Regular readers of this blog will know that my enthusiasm for Laser sailing waxes and wanes. Sometimes I am full of passion for the sport; at other times I can't summon up the energy to go sailing at all. Why is this? Where does the passion come from? What kills it?

In 2007, my move to Rhode Island inspired me to sail many of the local regattas, and all that practice helped me to achieve a long-standing ambition: Semi-respectable Mediocrity at the Laser Masters Worlds that fall.

2008 started with sailing trips to Cabarete and Australia and somewhere I hatched the crazy idea to see if I could sail my Laser 100 days in a year. That goal became such an end in itself that I kind of lost touch with the real reason why I sail. (Clue: 3 letter word beginning with F.) I persisted with my goal through the colder days of October and November, often sailing by myself on the local bays, but eventually had to admit defeat when the first big storms of winter arrived in December with only 94 days logged.

Then I crashed. I almost gave up sailing in 2009. There could have been all sorts of reasons. That dogged persistence in pursuit of the 100 days in 2008 may have killed my passion. One bad day on the water may have turned me off racing. I'm not really sure.

2010 was weird. For some unknown reason I discovered a joy in frostbite racing in the dead of winter, January and February. The snow on the ground, the ice on the buoys, the pain in the fingers when the circulation dies... I decided I Love Winter. But I didn't sail many regattas that year at all and it showed when I went to the Masters Worlds in England and had a pretty disastrous week.

That experience at the Worlds forced me to re-examine my whole attitude to sailing. Why am I doing this? Is it fun any more? Am I really fit enough to go out and sail a windy day of racing on the sea, and then do it again he next day, and the next day? Where's the passion?

This summer I seem to have sorted myself out. I've been sailing a lot in the last few weeks. I have been doing lots of regattas. I have been hanging in there through long windy days on the water and not wimping out early. And, most important of all, I have been having fun. (That important 3-letter word.)

What's different? Why is the passion back?

There are a number of contributing factors, but I think the most important is that I have learned to include a lot of variety in my sailing. Some major regattas where the best local sailors are competing. Some low key regattas where I actually have a chance to win a race or two if I'm lucky. Some club racing. Some group practice sessions.

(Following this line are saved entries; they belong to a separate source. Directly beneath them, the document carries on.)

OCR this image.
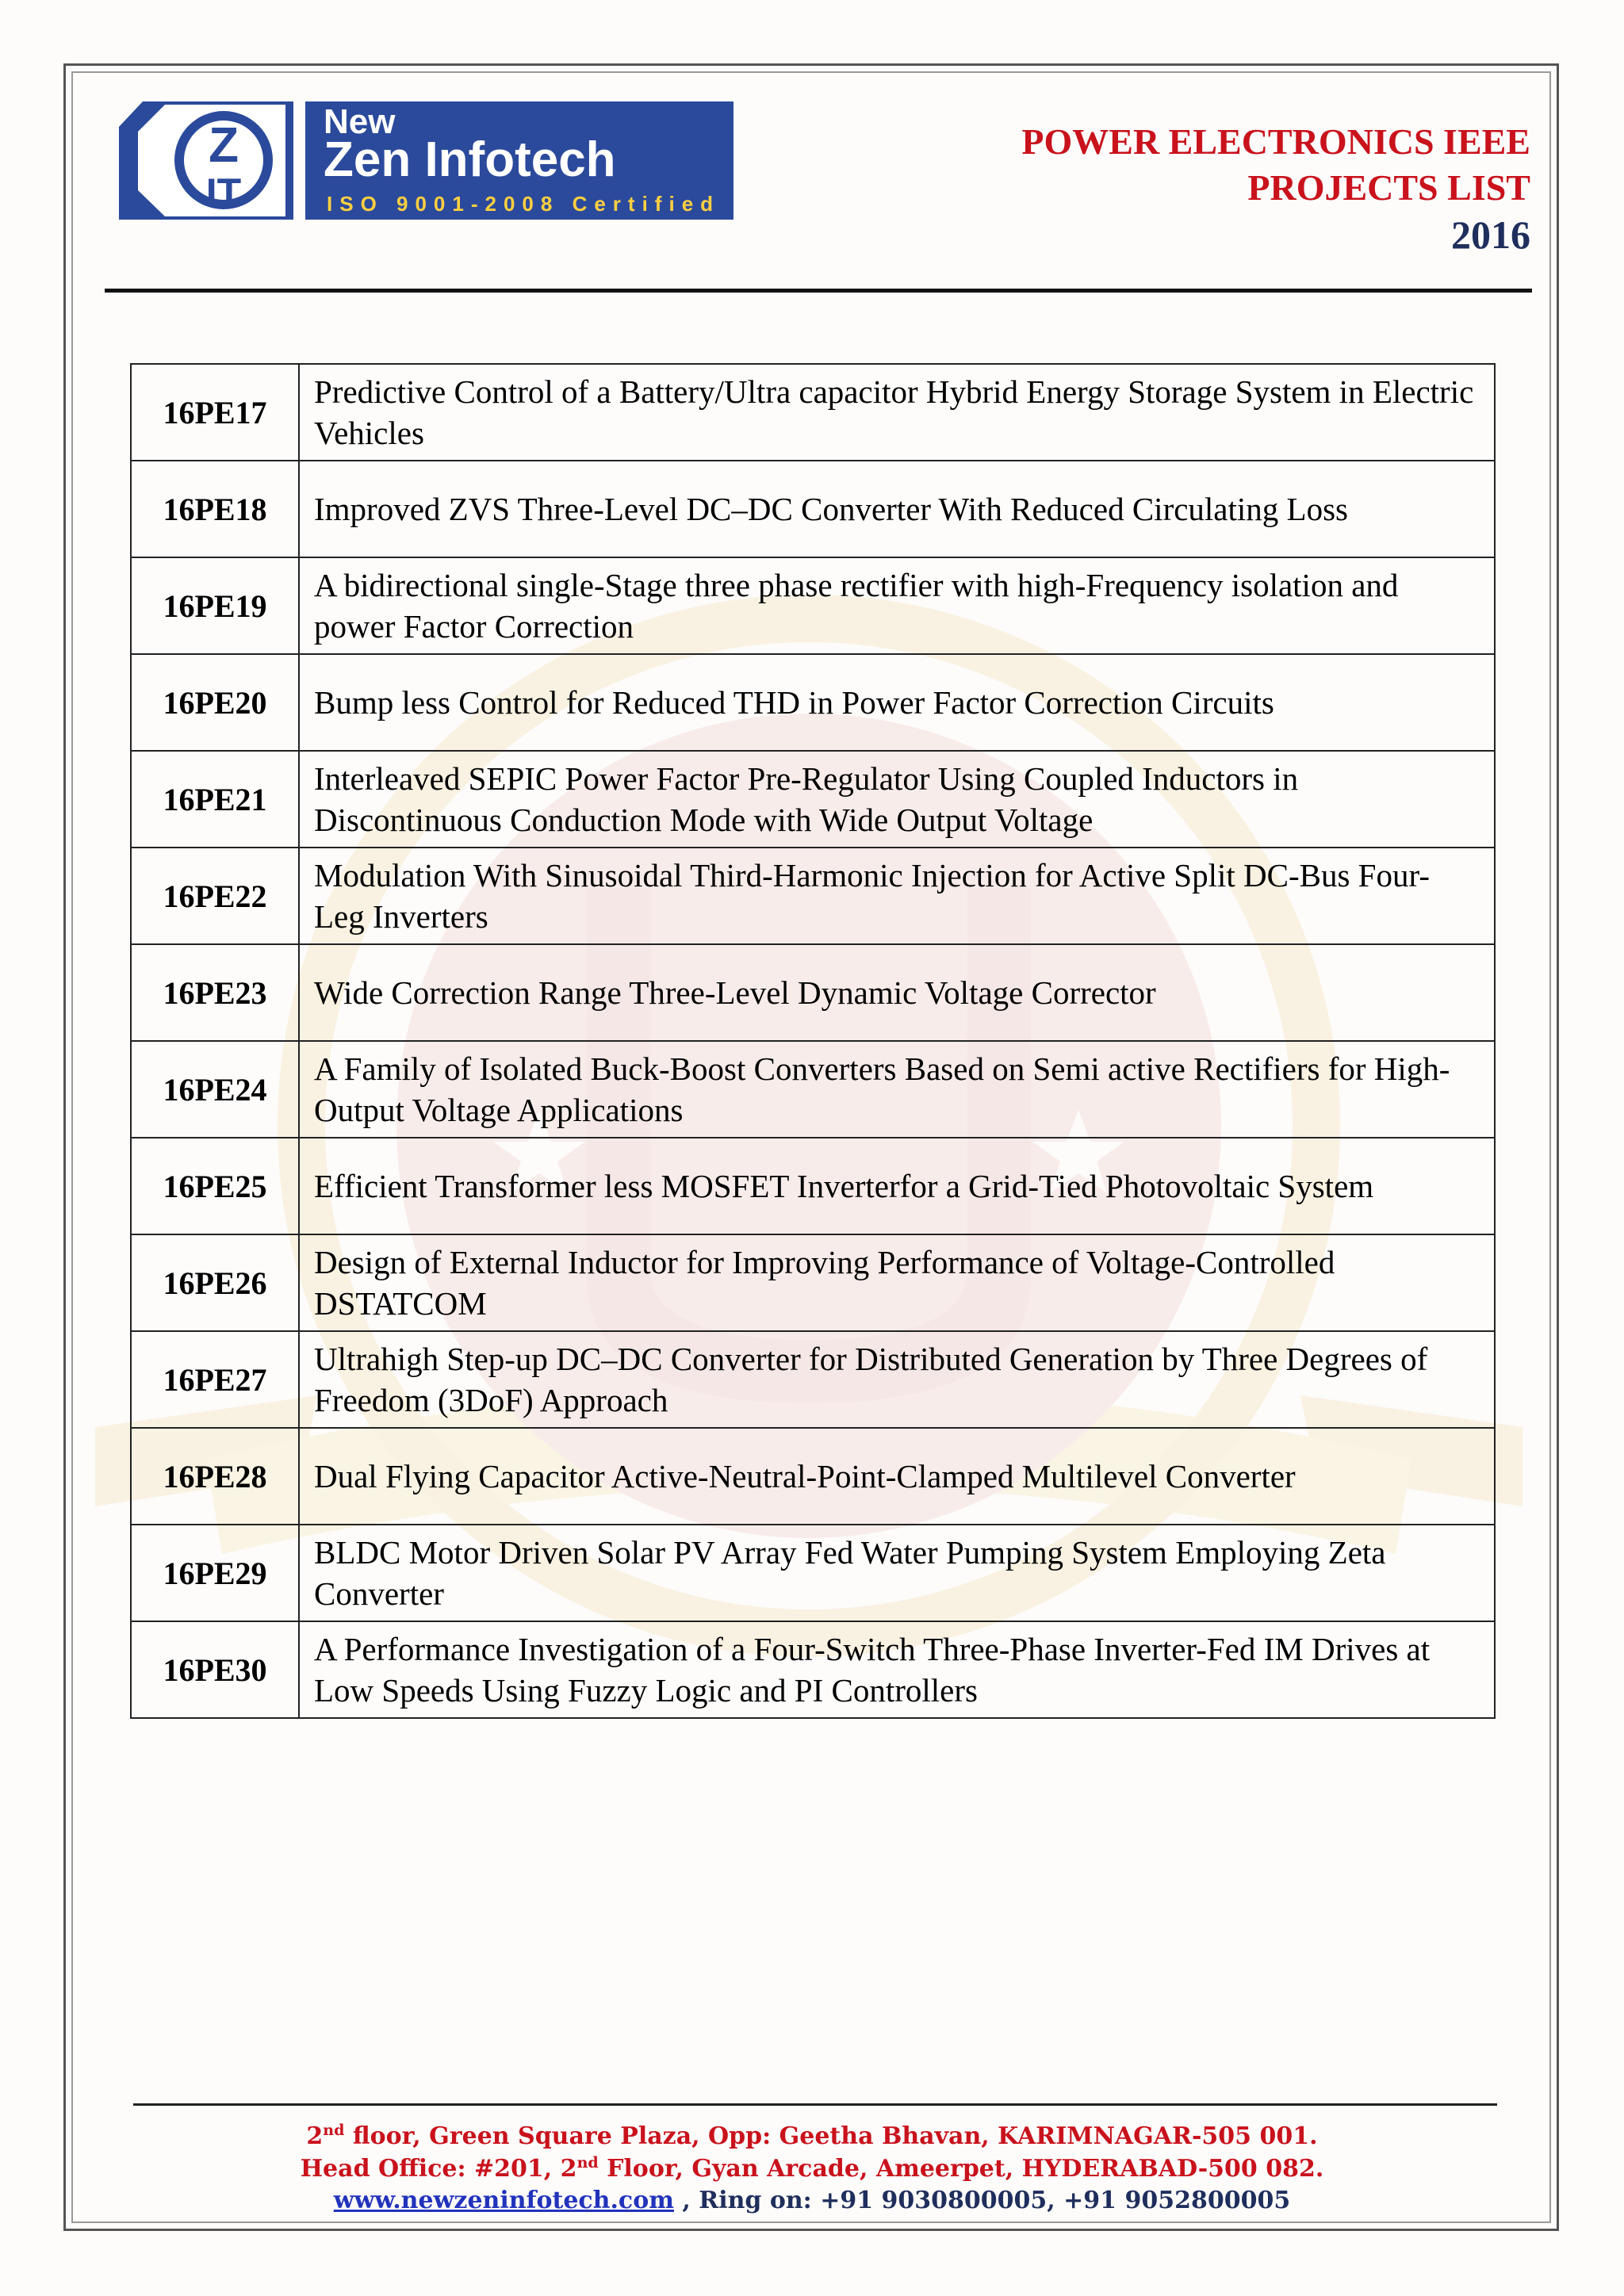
Z
IT
New
Zen Infotech
ISO 9001-2008 Certified
POWER ELECTRONICS IEEE
PROJECTS LIST
2016
16PE17	Predictive Control of a Battery/Ultra capacitor Hybrid Energy Storage System in Electric Vehicles
16PE18	Improved ZVS Three-Level DC–DC Converter With Reduced Circulating Loss
16PE19	A bidirectional single-Stage three phase rectifier with high-Frequency isolation and power Factor Correction
16PE20	Bump less Control for Reduced THD in Power Factor Correction Circuits
16PE21	Interleaved SEPIC Power Factor Pre-Regulator Using Coupled Inductors in Discontinuous Conduction Mode with Wide Output Voltage
16PE22	Modulation With Sinusoidal Third-Harmonic Injection for Active Split DC-Bus Four-Leg Inverters
16PE23	Wide Correction Range Three-Level Dynamic Voltage Corrector
16PE24	A Family of Isolated Buck-Boost Converters Based on Semi active Rectifiers for High-Output Voltage Applications
16PE25	Efficient Transformer less MOSFET Inverterfor a Grid-Tied Photovoltaic System
16PE26	Design of External Inductor for Improving Performance of Voltage-Controlled DSTATCOM
16PE27	Ultrahigh Step-up DC–DC Converter for Distributed Generation by Three Degrees of Freedom (3DoF) Approach
16PE28	Dual Flying Capacitor Active-Neutral-Point-Clamped Multilevel Converter
16PE29	BLDC Motor Driven Solar PV Array Fed Water Pumping System Employing Zeta Converter
16PE30	A Performance Investigation of a Four-Switch Three-Phase Inverter-Fed IM Drives at Low Speeds Using Fuzzy Logic and PI Controllers
2nd floor, Green Square Plaza, Opp: Geetha Bhavan, KARIMNAGAR-505 001.
Head Office: #201, 2nd Floor, Gyan Arcade, Ameerpet, HYDERABAD-500 082.
www.newzeninfotech.com , Ring on: +91 9030800005, +91 9052800005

Some informal racing like on Tuesday nights. Some solo practice. Different venues. Different people. Different formats. Different levels of challenge. That seems to be the key for me to keep my interest alive.

One of the first post I wrote in this blog was called Focus. It was all about how you have to concentrate on doing one thing really well if you want to succeed. This post was the first ever to attract a comment, and it was a critical one at that! Someone wrote "horses focus with blinkers so can we, but i want to see the whole world."

Maybe I've been wearing blinkers too much?

6 comments:

Sam Chapin said...

T-man, I have another long list of ways to have the F-U-N thing and I will try to get that on the blog soon, but the main reason for my comment is to see if I can still do it on your blog....my blog refuses to let me comment, but I can blog.... Hey, don't complain it is still FUN.

O Docker said...

If we are facing in the right direction, all we have to do is keep on walking. - Buddhist saying

If we can't read the shifts, we're never facing in the right direction. - O Docker

Baydog said...

Either be passionately persistent, or persistently passionate. - Baydog

Baydog said...

Someone has to show me how to make my comment's letters slant like O Docker's

Tillerman said...

If a man is leaning to the left his letters will always slant to the right. - John Ayres

My main reason for writing this post was that I couldn't write it on Sam's blog. - Tillerman

Anonymous said...

My Dad was still sailing a laser in South Africa, albeit not competitively, when a car took him out at age 81. You've got a ways to go yet!